In the 1980s, the Ramapough’s homeland was placed on the Environmental Protection Agency’s list of federally monitored Superfund sites – and supposedly cleaned up by Ford. However, thousands of tons of toxic waste were left behind. In 2006, the residents of Upper Ringwood, after suffering for years from a range of mysterious ailments, including deadly cancers, skin rashes and high rates of miscarriage, filed a mass action lawsuit seeking millions of dollars from Ford as compensation for their suffering. Ford denied all responsibility for the illnesses devastating the community and claimed its flawed cleanup had fully complied with all EPA rules.
MANN v. FORD tells the story of a small community’s epic battle against two American giants: the Ford Motor Company and the Environmental Protection Agency, which failed to ensure that Ford cleaned the land of deadly toxins and erroneously declared the community safe and clean of toxic waste. The documentary debuts MONDAY, JULY 18 (9:00-10:45 p.m. ET/PT), exclusively on HBO.

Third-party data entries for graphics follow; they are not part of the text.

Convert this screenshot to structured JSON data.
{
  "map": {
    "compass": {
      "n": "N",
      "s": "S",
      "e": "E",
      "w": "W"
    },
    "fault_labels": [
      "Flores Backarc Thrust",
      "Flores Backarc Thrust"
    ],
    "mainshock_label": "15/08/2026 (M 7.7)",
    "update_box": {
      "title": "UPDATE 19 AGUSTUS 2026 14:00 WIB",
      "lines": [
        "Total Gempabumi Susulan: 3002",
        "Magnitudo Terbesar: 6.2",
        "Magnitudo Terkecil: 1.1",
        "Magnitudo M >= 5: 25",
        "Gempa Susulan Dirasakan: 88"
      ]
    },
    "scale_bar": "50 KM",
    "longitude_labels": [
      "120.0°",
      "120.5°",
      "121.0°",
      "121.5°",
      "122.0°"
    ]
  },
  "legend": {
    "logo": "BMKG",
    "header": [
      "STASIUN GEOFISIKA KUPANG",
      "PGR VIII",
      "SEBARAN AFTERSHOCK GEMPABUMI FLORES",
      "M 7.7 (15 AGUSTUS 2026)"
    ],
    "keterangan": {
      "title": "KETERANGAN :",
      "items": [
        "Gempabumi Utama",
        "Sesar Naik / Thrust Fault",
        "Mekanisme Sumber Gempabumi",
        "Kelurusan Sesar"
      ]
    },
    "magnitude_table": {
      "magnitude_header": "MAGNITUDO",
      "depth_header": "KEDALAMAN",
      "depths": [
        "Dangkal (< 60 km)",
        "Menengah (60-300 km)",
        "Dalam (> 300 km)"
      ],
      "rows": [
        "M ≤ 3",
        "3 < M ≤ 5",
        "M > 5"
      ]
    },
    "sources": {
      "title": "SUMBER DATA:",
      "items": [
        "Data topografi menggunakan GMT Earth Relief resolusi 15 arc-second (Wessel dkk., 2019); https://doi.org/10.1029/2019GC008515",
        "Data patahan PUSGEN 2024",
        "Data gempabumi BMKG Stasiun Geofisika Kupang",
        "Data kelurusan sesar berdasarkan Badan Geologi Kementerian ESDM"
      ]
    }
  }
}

Impressive. We should point out the New Jersey newspaper, The Record (reporters Jan Barry, Thomas E. Franklin, Mary Jo Layton, Tim Nostrand, Alex Nussbaum,Tom Troncone, Debra Lynn Vial, Lindy Washburn, Barbara Williams) initially broke this story for the wider public in an award-winning series called Toxic Legacy. The paper’s web site says,
A generation ago, the Ford Motor Company churned out six millions cars and trucks at a sprawling assembly plant in Mahwah. But that remarkable production came at a cost. Before the plant closed in 1980, it also generated an ocean of pollution that was dumped in the forests of North Jersey, contaminating a mountain community in Ringwood and threatening the region’s most important watershed.
In 2005, a team of reporters from The Record spent months conducting an investigation of the failed cleanups that had taken place up to that point, and documenting its impact on the people living amid the waste.
So again, the film aired on MONDAY, JULY 18 (9:00-10:45 p.m. ET/PT), exclusively on HBO.